ALEX CHADWICK, host:
Now to a young woman in California, Evelyn Martinez. Her mother fled the Civil War in El Salvador back in the 1980s. She came to Los Angeles with hundreds of thousands of others to settle and try to make a new life. Evelyn, who reports for Youth Radio, says her mother's memories of the guerrillas, the fighting in El Salvador, sometimes, they're all too close to the violent city life in East Los Angeles.
Ms. EVELYN MARTINEZ (Reporter, Youth Radio): My mom says she hated the night sky growing up. It was a place of danger. The thing is, my experience in East Los Angeles is no different. It's 2:30 a.m. and I'm tired, sleepy, trying to rest, because in a couple of hours, I have to go to school. The gunshots echoing in the street are scaring the hell out of me. I imagine guerrillas and soldiers climbing up the staircase of my apartment building. Visions I have and heard it from my mother. You see, a long time ago before I was born, there was a big civil war going on in my mom's homeland, in Sensuntepeque, Cabanas, El Salvador.
Ms. MARIA ISABEL TORRES: (Through Translator) She tells me that on the night of March 5th, 1984, soldiers came into her house and took her brother. They just tied him up and took him with them.
Ms. EVELYN MARTINEZ: My mom tells me that she fled at work only to find herself in between feuding gangs and police shooting at each other in our Los Angeles neighborhood, Abora(ph) Heights. I remember this one time when I was just about four and a half, my sister and I were playing when this guy bangs on our door, shot in the stomach and bleeding.
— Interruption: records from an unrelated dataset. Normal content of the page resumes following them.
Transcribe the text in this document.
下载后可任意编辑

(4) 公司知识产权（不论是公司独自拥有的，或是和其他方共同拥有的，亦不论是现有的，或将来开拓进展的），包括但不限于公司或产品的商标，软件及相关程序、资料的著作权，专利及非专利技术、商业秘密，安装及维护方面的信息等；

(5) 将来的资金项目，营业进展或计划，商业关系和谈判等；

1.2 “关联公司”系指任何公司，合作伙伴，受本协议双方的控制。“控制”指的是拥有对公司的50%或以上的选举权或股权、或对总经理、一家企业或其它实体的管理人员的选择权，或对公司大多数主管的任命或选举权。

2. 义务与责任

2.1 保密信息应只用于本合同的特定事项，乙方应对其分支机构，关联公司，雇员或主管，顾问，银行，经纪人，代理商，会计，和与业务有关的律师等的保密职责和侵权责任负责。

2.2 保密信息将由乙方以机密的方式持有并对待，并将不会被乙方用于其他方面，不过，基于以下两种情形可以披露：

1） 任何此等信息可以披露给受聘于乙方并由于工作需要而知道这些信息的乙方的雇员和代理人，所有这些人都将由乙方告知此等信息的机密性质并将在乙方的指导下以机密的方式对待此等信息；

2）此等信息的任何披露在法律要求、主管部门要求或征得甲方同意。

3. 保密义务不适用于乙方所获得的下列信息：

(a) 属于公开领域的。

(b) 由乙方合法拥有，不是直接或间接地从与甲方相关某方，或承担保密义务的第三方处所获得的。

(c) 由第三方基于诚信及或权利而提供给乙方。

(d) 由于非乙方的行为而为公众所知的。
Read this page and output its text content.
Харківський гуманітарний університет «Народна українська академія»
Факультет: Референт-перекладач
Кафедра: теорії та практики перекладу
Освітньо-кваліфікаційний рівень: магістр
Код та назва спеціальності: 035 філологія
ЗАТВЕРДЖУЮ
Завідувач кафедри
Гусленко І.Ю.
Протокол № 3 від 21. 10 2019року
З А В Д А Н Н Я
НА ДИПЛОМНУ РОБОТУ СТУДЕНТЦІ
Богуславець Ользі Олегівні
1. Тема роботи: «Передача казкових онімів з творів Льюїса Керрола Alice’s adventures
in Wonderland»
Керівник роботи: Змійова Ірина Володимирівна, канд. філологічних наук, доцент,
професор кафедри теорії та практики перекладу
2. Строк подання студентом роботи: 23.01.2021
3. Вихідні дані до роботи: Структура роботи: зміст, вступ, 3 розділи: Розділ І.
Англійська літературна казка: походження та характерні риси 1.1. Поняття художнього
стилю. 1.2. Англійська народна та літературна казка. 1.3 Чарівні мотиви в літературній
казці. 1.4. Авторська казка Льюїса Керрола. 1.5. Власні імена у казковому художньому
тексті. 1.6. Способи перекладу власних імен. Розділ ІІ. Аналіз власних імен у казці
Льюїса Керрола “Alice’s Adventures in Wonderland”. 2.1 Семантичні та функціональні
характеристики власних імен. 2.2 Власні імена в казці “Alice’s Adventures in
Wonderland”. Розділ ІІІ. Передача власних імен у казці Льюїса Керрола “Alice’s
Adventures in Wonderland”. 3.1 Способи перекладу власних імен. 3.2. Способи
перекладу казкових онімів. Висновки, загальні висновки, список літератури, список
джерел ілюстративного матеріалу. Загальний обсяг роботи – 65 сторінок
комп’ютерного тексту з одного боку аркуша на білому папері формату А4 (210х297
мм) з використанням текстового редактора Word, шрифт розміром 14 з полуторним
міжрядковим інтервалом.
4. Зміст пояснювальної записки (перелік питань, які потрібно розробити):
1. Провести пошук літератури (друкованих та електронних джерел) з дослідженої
My mom cracked open the door and he pushed it open. He begged my mom for help.
Ms. TORRES: (Through Translator) I'm sorry, but I have kids, she said. My mom says she saw the soldiers.
Ms. EVELYN MARTINEZ: But wait, she meant to say, the police. It's like she thinks she's still in El Salvador. It was the first time I witnessed my mother's trauma in action. After that day, my mom would often talk about her memories of war in her home country. She taught us about the dangers of the world and how to deal with them.
Ms. ASHLEY MARTINEZ: She overreacts sometimes because it's not like it - in anytime the guerilleros and the soldiers are going to come over here, you know?
Ms. EVELYN MARTINEZ: That's my sister Ashley, age 14. We both struggle with how strict my mom can be.
Ms. ASHLEY MARTINEZ: Like do you rebel like, because I know that when my mom used to tell me, oh, you're not going to go outside, I'll find a way to go outside anyways.
Ms. EVELYN MARTINEZ: Usually for me, because I clean everything in the house, I'm her baby, so she lets me go outside. So, like for example, I wash the dishes for her or sweep the house or mop it or go water the plants. That's my ticket for freedom.
Mr. BRIAN MARTINEZ: If she lets us do whatever we want, we'll die faster.
Ms. EVELYN MARTINEZ: My brother Brian is just 12. He sees things differently. He chooses to play it safe over going out and having fun.
Mr. MARTINEZ: If we go to a party and they start shooting, who would they shoot? Us? Yes, they'll shoot us. So many bad things can happen. But if she raises us strict, we can learn.
Ms. EVELYN MARTINEZ: Even though we do live around violence, we do have choices. We can either stay paralyzed about it or find a way to overcome the trauma that has been passed from generation to generation in my community. If my elders who went through the civil war could talk about it like my mom has, maybe they could begin their process of healing and I could know enough about my history to not be afraid for the future.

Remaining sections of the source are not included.